In 1970 the last real threshing took place in the farmyard, soon to be replaced by the new technologies. These self-propelled machines carried out in two hours the work that a farmer, with the help of several people, would have done in four or even five days between cutting, harvesting, lowering and threshing.
Threshing day
On threshing day, the arrival of the threshing machine was an interesting pastime for the youngsters: the people in charge would skilfully manoeuvre the threshing machine more or less close to the wheat stack , depending on whether it had a conveyor belt or not, and at a certain distance from the tractor, in order to be able to pull the sling from the latter’s pulley to activate the threshing machine.
In line with the threshing machine, there was often also a straw baler, which always amazed all the children with its way of ‘eating’ the straw.
Each person taking part in the event had a specific task.

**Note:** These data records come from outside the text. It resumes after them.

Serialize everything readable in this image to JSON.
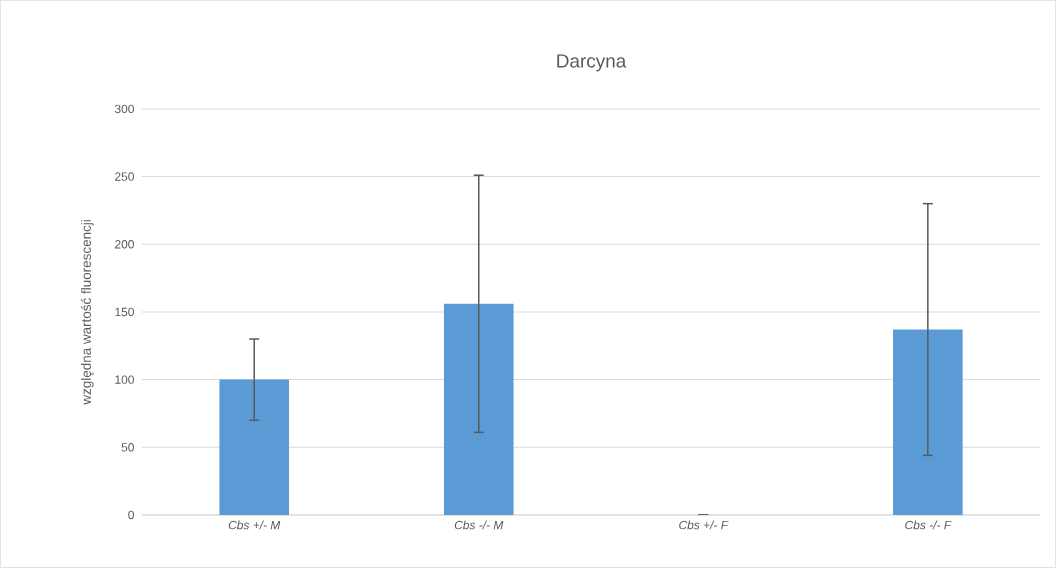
{
  "chart_data": {
    "type": "bar",
    "title": "Darcyna",
    "ylabel": "względna wartość fluorescencji",
    "categories": [
      "Cbs +/- M",
      "Cbs -/- M",
      "Cbs +/- F",
      "Cbs -/- F"
    ],
    "values": [
      100,
      156,
      0,
      137
    ],
    "errors": [
      30,
      95,
      0,
      93
    ],
    "color": "#5b9bd5",
    "ylim": [
      0,
      300
    ],
    "yticks": [
      0,
      50,
      100,
      150,
      200,
      250,
      300
    ],
    "grid": "y"
  }
}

There were those who climbed on top of the stack and, with their pitchforks, threw the bundles into the conveyor belt or into the threshing machine, some filled the sacks with the wheat, and others unloaded and stacked the straw bales.
To get rid of some of the dust that was caused by the threshing, it was customary to tie knots at the four angles of a handkerchief and wear it on the head instead of a hat.
The people carrying the bales were always the youngest and strongest, because the bales had to be hauled on the shoulders to be taken to their storage place.
If there was no press, the straw was piled with a method called ‘bica’, round or square in shape depending on the quantity.
The threshed wheat was measured with the “staio”, a wooden container that usually carried 20 kilogramms. If the plot of land was part of a sharecropping scheme, the sacks of wheat were shared with the farm.
The sacks, loaded on the shoulders, were carried and emptied into the farmer’s and the farm’s granary, a tiring job that was rewarded with a glass of Vinsanto at the top of the granary stairs, which is why the children would sneak up to savour the liquor with its unmistakable sweet taste.
And once the threshing was over? The boys had fun jumping on the mountain of “lòcca”, the dust that came out of the threshing machine. In the meantime, the housewife was at the fire preparing an excellent lunch for all the participants.